REPRÉSENTANTS DES MAGISTRATS

M. Georges Fenech,
président de l'Association Professionnelle des Magistrats (APM),
M. Valéry Turcey,
secrétaire général de l'Union Syndicale de la Magistrature (USM),
M. Jean-Pierre Boucher,
président du Syndicat de la Magistrature (SM)

A titre liminaire, M. Jacques Larché, président , soulignant la situation d'asphyxie d'un grand nombre de cours d'appel, s'est interrogé sur la future affectation des 100  nouveaux magistrats dont le recrutement avait été annoncé par le Gouvernement.

M. Georges Fenech , après avoir fait valoir que la réforme proposée était à ses yeux la plus importante depuis l'abolition de la peine de mort, a exprimé trois motifs d'inquiétude face au texte adopté par l'Assemblée nationale.

En premier lieu, s'agissant de la composition de la juridiction criminelle, M. Georges Fenech a fait observer que la réduction à cinq du nombre des jurés aurait pour effet d'abaisser le rôle du jury par la création d'un " mini jury ". Il a souligné que la prise de décision à une majorité de six voix sur huit impliquerait le vote favorable d'un magistrat pour emporter la décision, ce qui lui paraissait aboutir à un déséquilibre.

M. Georges Fenech a en outre estimé que la question des moyens dont disposeraient les juridictions criminelles se posait, les mesures annoncées par le Gouvernement étant encore insuffisantes.

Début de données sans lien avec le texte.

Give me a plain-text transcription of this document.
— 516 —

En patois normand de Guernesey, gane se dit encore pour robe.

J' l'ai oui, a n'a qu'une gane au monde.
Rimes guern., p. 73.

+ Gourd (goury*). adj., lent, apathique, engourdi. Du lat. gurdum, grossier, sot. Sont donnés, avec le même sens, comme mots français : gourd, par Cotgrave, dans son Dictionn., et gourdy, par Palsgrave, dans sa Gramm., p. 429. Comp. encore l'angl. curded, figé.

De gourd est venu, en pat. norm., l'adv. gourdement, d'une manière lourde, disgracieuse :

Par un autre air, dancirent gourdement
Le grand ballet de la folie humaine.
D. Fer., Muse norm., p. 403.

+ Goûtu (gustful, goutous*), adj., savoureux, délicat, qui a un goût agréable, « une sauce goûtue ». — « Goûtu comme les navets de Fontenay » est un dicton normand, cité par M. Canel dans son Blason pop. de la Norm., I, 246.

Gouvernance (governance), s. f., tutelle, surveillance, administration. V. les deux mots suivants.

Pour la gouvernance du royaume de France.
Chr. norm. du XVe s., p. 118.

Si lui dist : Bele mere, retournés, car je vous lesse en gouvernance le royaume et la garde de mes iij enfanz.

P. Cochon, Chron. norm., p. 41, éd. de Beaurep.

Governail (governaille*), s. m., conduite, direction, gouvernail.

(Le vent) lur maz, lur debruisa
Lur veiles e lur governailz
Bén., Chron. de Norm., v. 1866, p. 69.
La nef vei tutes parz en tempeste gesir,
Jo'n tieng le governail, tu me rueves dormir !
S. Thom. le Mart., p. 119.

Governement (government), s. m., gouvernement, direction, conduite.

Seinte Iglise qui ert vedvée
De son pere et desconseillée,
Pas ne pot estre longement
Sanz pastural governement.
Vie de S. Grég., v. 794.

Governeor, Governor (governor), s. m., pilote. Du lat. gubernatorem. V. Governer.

Puis, M. Georges Fenech a proposé de distinguer entre un " circuit court " et un " circuit long ". Il a suggéré que le " circuit court " puisse s'appliquer à tous les crimes punis d'une peine de 20 ans de réclusion maximum. Il a exposé que de tels crimes seraient jugés par des magistrats professionnels dans une formation renforcée de cinq magistrats avec une possibilité d'appel devant un jury populaire composé de neuf jurés.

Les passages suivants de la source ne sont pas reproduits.